A Chance to Finally Close the LLC Loophole
An appellate court in Albany is set to hear oral argument in the Brennan Center’s long-running challenge to the state’s LLC Loophole.
An appellate court in Albany is set to hear oral argument in the Brennan Center’s long-running challenge to the state’s LLC Loophole. The Center brought action against the much-reviled loophole in partnership with the law firm Emery Celli Brinckerhoff & Abady on behalf of a bipartisan group of officeholders, candidates, and voters. This case could strike a major blow against New York’s culture of corruption, if only the court steps up to the plate and fulfills its role to enforce the law as written.
The LLC Loophole, which treats LLCs like individual donors under campaign finance law, has allowed wealthy donors to spend virtually unlimited sums – often in secret – to influence New York elections. It dates back to 1996, when the state’s Board of Elections created the loophole through a misinterpretation of Election and LLC Laws.
LLCs are hybrids of a corporations and partnerships. But while corporations and partnerships can only give up to $5,000 and $2,500 total in political contribution per year, respectively an LLC can give up to $65,100 per candidate in statewide races. It is also quite easy for wealthy donors to create multiple LLCs, each of which is entitled to that limit. In one of the most egregious examples, in the 2014 election cycle a single real-estate developer created 27 LLCs to give $4.3 million. In many other instances, the true source of contributions through LLCs remains unknown, since the law does not require who owns or controls an LLC to be publicly disclosed.

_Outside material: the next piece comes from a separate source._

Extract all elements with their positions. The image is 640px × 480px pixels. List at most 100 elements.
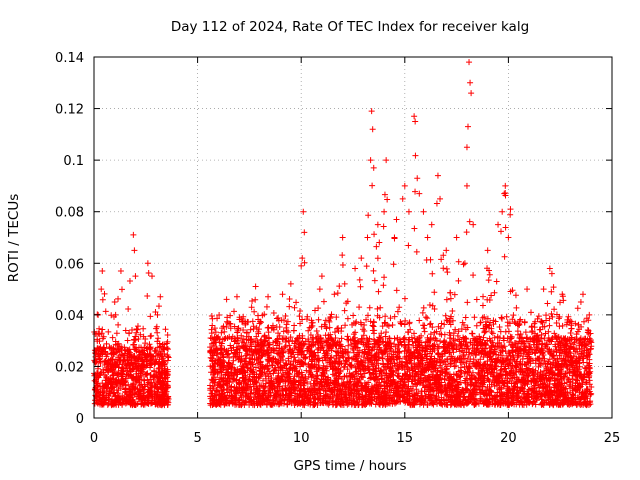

It is pretty clear that when the Legislature passed the Election Law, it did not intend to make room for wealthy donors to funnel millions of dollars into New York elections in secret. Treating LLCs as individual donors rather than corporations or partnerships is also at odds with the text of the LLC Law itself. Remarkably, despite the Board’s unwillingness to correct its mistake, it has also declined to substantively defend the loophole – offering instead a bevy of procedural arguments.
And those who stand to lose the most from the Board’s intransigence? The people of New York. The LLC loophole shields a powerful cluster of donors, many from the real estate industry, who wield disproportionate behind-the-scenes influence in Albany. As the Moreland Commission found – and as shown by the prominent role LLCs like Glenwood Management played in the Silver and Skelos scandals – the loophole has been central to New York’s corruption problem.
The appellate court in Albany has both the power and duty to fix this mess by correcting the Board’s legal error. New York's campaign contribution limits and disclosure requirements were intended to protect the integrity of the political process in the state, and reinforce New Yorkers' confidence in their government. To fulfill the promise of these important safeguards, the loophole must be closed.